Mr. Jenner. This interest of Mr. Bouhe, and this course of conduct that you have related was, as far as you are concerned, there was nothing extraordinary about it, it was something you normally would expect of a man like George Bouhe?
Mrs. Leslie. Yes, and I will tell you now, even now I do not meet with Mr. Bouhe and there is a completely different reason why. He is a temperate man, a little bit—he can tell you—insult you sometimes without thinking, and I am a little bit older than he is, a few years, so it was a case which probably will interest you because it was one of the finest things which happens.
When I was a child and close with my mother, I saw a photograph of my mother which was taken by some artist that was collecting Russian costumes of art, you know, peasant's costumes and her brother was in an academy, he was a painter, and this painter came from London and he wanted to help to make a book about Russia as an artist. So, he wanted to take photographs of the girls in these costumes and my mother was pretty, very pretty when she was young. She was 17 then—she was very pretty then, but that was long ago, that was 70 years ago, so they took her photograph in the costume and when I was 5 years old, I sold this photograph to a man, nothing else, you know, just a photographer and I forgot about it, and already being in America, I was living in Boston with my husband. I visited one of my friends and she was collecting Russian things, embroideries and books and she showed me some books and it was art books and I was looking at those costumes and then I see a portrait of my mother.
It was, you know, very big thing for me because being already 13 years out of Russia and I find a portrait of my mother in America and it was a very rare case.
I was asking this lady to give me the name of this book so I could find it, and she put this book so well on the shelf and after a few years finally, she sends me the name of this book, and when I met Mr. Bouhe, I told him I would like to buy a book, which is a very old edition, maybe 60 years ago, which now probably they wouldn't make it any more. He said, "That's what I like to do. I like to do everything. I don't have too much to do," and you know, he has nothing much to do and he says that he will find it. Finally, he found these two books, one for $60 and one for $20. So, I said, "I don't care about the book, I care only about my mother, the picture of my mother.
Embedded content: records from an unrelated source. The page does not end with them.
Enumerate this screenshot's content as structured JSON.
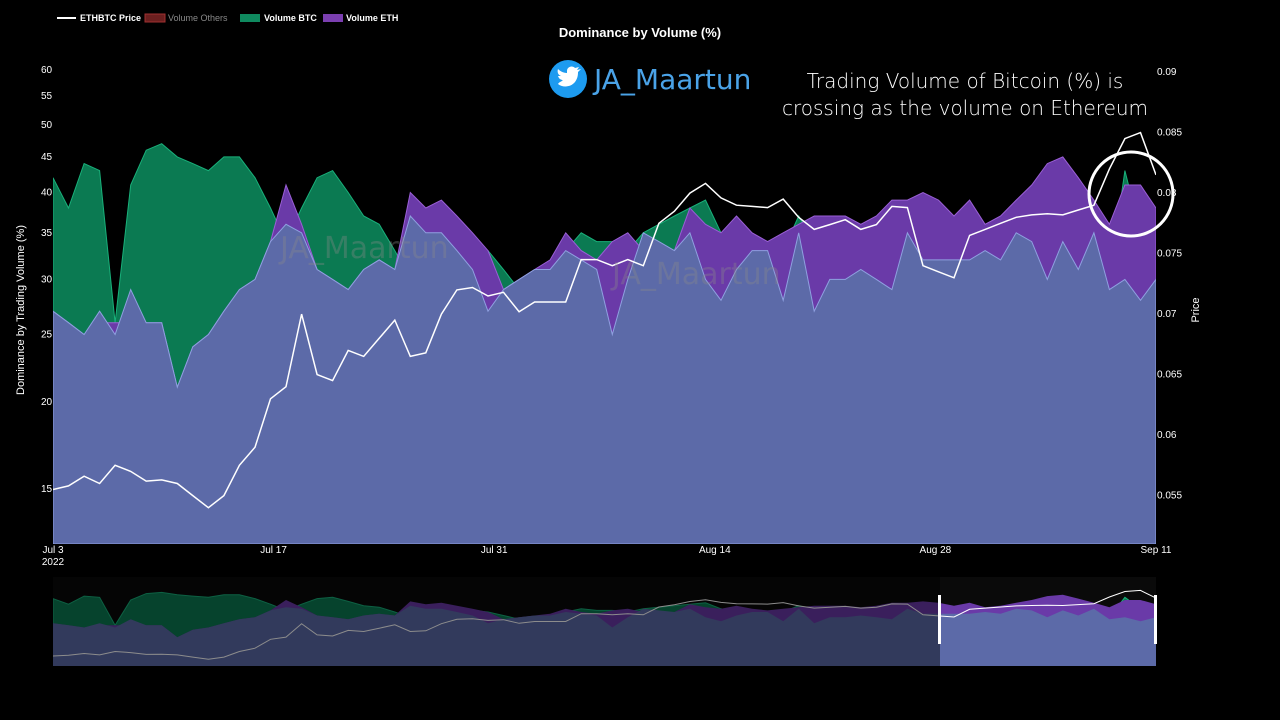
{
  "chart_data": {
    "type": "area",
    "title": "Dominance by Volume (%)",
    "ylabel": "Dominance by Trading Volume (%)",
    "y2label": "Price",
    "y_scale": "log",
    "ylim": [
      12.5,
      62
    ],
    "y2lim": [
      0.051,
      0.091
    ],
    "y_ticks": [
      "15",
      "20",
      "25",
      "30",
      "35",
      "40",
      "45",
      "50",
      "55",
      "60"
    ],
    "y2_ticks": [
      "0.055",
      "0.06",
      "0.065",
      "0.07",
      "0.075",
      "0.08",
      "0.085",
      "0.09"
    ],
    "x_ticks": [
      {
        "label": "Jul 3",
        "sub": "2022",
        "date": "2022-07-03"
      },
      {
        "label": "Jul 17",
        "sub": "",
        "date": "2022-07-17"
      },
      {
        "label": "Jul 31",
        "sub": "",
        "date": "2022-07-31"
      },
      {
        "label": "Aug 14",
        "sub": "",
        "date": "2022-08-14"
      },
      {
        "label": "Aug 28",
        "sub": "",
        "date": "2022-08-28"
      },
      {
        "label": "Sep 11",
        "sub": "",
        "date": "2022-09-11"
      }
    ],
    "x_start": "2022-07-03",
    "x_end": "2022-09-11",
    "legend_position": "top-left",
    "legend": [
      {
        "name": "ETHBTC Price",
        "color": "#ffffff"
      },
      {
        "name": "Volume Others",
        "color": "#6b1f1f"
      },
      {
        "name": "Volume BTC",
        "color": "#0f8a5f"
      },
      {
        "name": "Volume ETH",
        "color": "#7b3fb0"
      }
    ],
    "series": [
      {
        "name": "Volume BTC",
        "axis": "y",
        "color": "#0b7a52",
        "values": [
          42,
          38,
          44,
          43,
          26,
          41,
          46,
          47,
          45,
          44,
          43,
          45,
          45,
          42,
          38,
          34,
          38,
          42,
          43,
          40,
          37,
          36,
          33,
          30,
          29,
          28,
          31,
          34,
          33,
          31,
          29,
          30,
          31,
          33,
          35,
          34,
          34,
          33,
          35,
          36,
          37,
          38,
          39,
          35,
          33,
          30,
          31,
          33,
          37,
          34,
          36,
          36,
          35,
          33,
          32,
          31,
          30,
          29,
          30,
          32,
          33,
          34,
          36,
          37,
          32,
          31,
          36,
          35,
          30,
          43,
          35,
          35
        ]
      },
      {
        "name": "Volume ETH",
        "axis": "y",
        "color": "#6a3aa8",
        "values": [
          27,
          26,
          25,
          26,
          26,
          26,
          26,
          26,
          21,
          24,
          25,
          27,
          29,
          30,
          34,
          41,
          36,
          31,
          30,
          29,
          31,
          32,
          31,
          40,
          38,
          39,
          37,
          35,
          33,
          29,
          30,
          31,
          32,
          35,
          33,
          32,
          34,
          35,
          33,
          32,
          33,
          38,
          36,
          35,
          37,
          35,
          34,
          35,
          36,
          37,
          37,
          37,
          36,
          37,
          39,
          39,
          40,
          39,
          37,
          39,
          36,
          37,
          39,
          41,
          44,
          45,
          42,
          39,
          36,
          41,
          41,
          38
        ]
      },
      {
        "name": "Volume Others",
        "axis": "y",
        "color": "#5c6aa8",
        "values": [
          27,
          26,
          25,
          27,
          25,
          29,
          26,
          26,
          21,
          24,
          25,
          27,
          29,
          30,
          34,
          36,
          35,
          31,
          30,
          29,
          31,
          32,
          31,
          37,
          35,
          35,
          33,
          31,
          27,
          29,
          30,
          31,
          31,
          33,
          32,
          31,
          25,
          30,
          35,
          34,
          33,
          35,
          30,
          28,
          31,
          33,
          33,
          28,
          35,
          27,
          30,
          30,
          31,
          30,
          29,
          35,
          32,
          32,
          32,
          32,
          33,
          32,
          35,
          34,
          30,
          34,
          31,
          35,
          29,
          30,
          28,
          30
        ]
      },
      {
        "name": "ETHBTC Price",
        "axis": "y2",
        "color": "#ffffff",
        "values": [
          0.0555,
          0.0558,
          0.0566,
          0.056,
          0.0575,
          0.057,
          0.0562,
          0.0563,
          0.056,
          0.055,
          0.054,
          0.055,
          0.0575,
          0.059,
          0.063,
          0.064,
          0.07,
          0.065,
          0.0645,
          0.067,
          0.0665,
          0.068,
          0.0695,
          0.0665,
          0.0668,
          0.07,
          0.072,
          0.0722,
          0.0715,
          0.0718,
          0.0702,
          0.071,
          0.071,
          0.071,
          0.0745,
          0.0745,
          0.074,
          0.0745,
          0.074,
          0.0775,
          0.0785,
          0.08,
          0.0808,
          0.0796,
          0.079,
          0.0789,
          0.0788,
          0.0795,
          0.078,
          0.077,
          0.0774,
          0.0778,
          0.077,
          0.0774,
          0.0789,
          0.0788,
          0.074,
          0.0735,
          0.073,
          0.0765,
          0.077,
          0.0775,
          0.078,
          0.0782,
          0.0783,
          0.0782,
          0.0786,
          0.079,
          0.082,
          0.0845,
          0.085,
          0.0815
        ]
      }
    ]
  },
  "annotation": {
    "line1": "Trading Volume of Bitcoin (%) is",
    "line2": "crossing as the volume on Ethereum"
  },
  "watermark": {
    "handle": "JA_Maartun",
    "icon": "twitter-bird-icon",
    "icon_color": "#1d9bf0"
  }
}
I will pay for it $20." And, at 7 o'clock in the morning he calls me and he says, "I have this book—or rather it has arrived. Which one is portrait of your mother?"
There were about 20 portraits of different girls in costumes and how can I tell him which one is my mother and I said, "You bring me book and I will show you. I cannot tell you."
And he said, "Oh, how can you not tell about your mother, how she looks and so forth?'
I said, "I cannot tell you. Come and I will show you, and why do you call me at 7 o'clock in the morning. I have to rush to my job and I have no time to talk now." So, he hung up. Then, in the evening I found the book in the threshold of the house. So, indeed, after my job I called him on the telephone and I told him, I wanted to thank him for it and ask him, "Why didn't you come in the evening so I can show you where is my mother?" And he told me, "I don't want to know you any more. You were so rude to me, you didn't want to tell me which one is your mother so I don't want to know you any more and I am not interested in it." I said, "That's your privilege. I cannot force myself on you, if you don't want to know me." So, that was a break, you know, so since that—it was about more than 1 year I have lost track of it.
After this I was not at his house. So, I meet him socially sometimes at Mrs. Ford's house and shake hands with him, but I not invite him. He says he doesn't want me to know him—he doesn't want to know me, so I do not invite him to my house, he does not invite me to his house; and that's the situation, and I didn't meet him since—since this case, but I have nothing against him, but I was expecting from him some apology. I am an older woman and, after all, he is a man and I am a lady and when he told me he doesn't want to know me, so that's his, you know, duty to excuse me. I was a little bit rough, or something, and that's the end, but he didn't, so I'm stubborn too, so that was the end with Mr. Bouhe, and I never met him one time, and when I meet him, I say, "Hello, how are you," and that's all.
Mr. Jenner. How did these people, Lee Oswald and Marina Oswald act toward each other on the occasion when you saw them?